- Origin: Atlanta
- Genres: Rock, Southern rock, jam band
- Years active: 1995–2002
- Labels: Widespread Records
- Members: Vic Chesnutt David Schools Michael Houser John Hermann Todd Nance John Bell

= Brute (band) =

Rock and jam band (1995–2002)

Brute (stylized brute.) was a side project band by guitarist Vic Chesnutt and members of Widespread Panic.

==History==
The first known grouping of Chesnutt with the members of the band was at John Keane's studio in Athens, Georgia. There, the collaboration recorded an album in early December 1993. The members of Widespread Panic that participated in Brute were David Schools on bass, Michael Houser on guitar, John Hermann on keys, Todd Nance on drums and John Bell on dobro and vocals.

The album recorded at Keane's studio was titled Nine High a Pallet. The band never formally toured in support of this album, which was released on September 12, 1995. Their first performance on stage was on January 18, 1995 at the Georgia Theater in Athens and their last was at the Tabernacle in Atlanta, Georgia on April 9, 2002. The band itself only performed an average of once per year, usually in the spring, in or around Atlanta. In total, the band played six shows between 1995 and 2002, not including one radio show in Asheville, North Carolina. In 2002, the band recorded a follow-up to their debut album, entitled Co-Balt.

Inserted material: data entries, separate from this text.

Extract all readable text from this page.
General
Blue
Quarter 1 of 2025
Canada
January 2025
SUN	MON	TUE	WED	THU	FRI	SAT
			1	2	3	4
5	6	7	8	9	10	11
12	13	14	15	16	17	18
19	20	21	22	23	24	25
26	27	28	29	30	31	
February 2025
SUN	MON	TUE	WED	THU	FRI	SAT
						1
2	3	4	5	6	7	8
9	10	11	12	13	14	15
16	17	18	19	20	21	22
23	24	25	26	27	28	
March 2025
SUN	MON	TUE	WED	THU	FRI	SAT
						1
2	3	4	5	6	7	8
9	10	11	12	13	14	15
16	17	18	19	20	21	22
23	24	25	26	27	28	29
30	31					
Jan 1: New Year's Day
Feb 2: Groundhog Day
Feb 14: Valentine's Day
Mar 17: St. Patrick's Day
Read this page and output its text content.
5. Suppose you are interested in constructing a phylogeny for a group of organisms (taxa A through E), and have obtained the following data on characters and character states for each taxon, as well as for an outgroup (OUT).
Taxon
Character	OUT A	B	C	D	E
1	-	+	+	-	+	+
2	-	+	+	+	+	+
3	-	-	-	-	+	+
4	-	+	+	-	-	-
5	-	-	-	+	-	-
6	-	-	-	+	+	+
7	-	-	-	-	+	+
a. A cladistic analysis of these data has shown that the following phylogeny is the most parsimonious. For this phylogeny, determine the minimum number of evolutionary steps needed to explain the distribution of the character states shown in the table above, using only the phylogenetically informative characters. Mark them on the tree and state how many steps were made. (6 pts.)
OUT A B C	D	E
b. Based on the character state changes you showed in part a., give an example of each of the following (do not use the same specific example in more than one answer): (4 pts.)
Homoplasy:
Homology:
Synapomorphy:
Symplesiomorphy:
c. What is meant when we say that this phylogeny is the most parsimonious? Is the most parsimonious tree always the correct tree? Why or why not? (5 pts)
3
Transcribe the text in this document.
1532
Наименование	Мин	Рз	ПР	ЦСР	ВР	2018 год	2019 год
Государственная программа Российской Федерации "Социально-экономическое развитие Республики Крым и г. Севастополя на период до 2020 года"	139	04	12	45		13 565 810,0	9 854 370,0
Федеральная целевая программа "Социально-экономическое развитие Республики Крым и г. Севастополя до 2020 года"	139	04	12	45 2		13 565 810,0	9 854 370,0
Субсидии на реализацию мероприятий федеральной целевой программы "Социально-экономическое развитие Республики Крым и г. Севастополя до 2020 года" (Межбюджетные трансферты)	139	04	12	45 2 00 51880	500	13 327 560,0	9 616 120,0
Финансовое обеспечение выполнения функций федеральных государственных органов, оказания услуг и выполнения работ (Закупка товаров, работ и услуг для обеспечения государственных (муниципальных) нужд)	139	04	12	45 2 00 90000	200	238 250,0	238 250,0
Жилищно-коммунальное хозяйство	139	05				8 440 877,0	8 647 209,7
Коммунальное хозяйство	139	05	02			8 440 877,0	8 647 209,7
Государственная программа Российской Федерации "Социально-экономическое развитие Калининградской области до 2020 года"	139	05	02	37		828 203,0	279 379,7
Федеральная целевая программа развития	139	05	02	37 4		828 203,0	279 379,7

On New Year's Eve of 2001/2002, Vic Chesnutt joined Widespread Panic for the entire first set of the show, playing Chesnutt songs that Widespread Panic covers, songs from Nine High a Pallet and debuting songs from the upcoming Co-Balt. On April 25, 2007, the third night of a three-night Widespread Panic run in Athens, Vic joined the band onstage to play the Brute song "Protein Drink/Sewing Machine". On February 12, 2016, Widespread Panic ended its show at Altria Theater in Richmond, Virginia with Protein Drink > Sewing Machine.

On December 25, 2009, Chesnutt died from an overdose of muscle relaxants.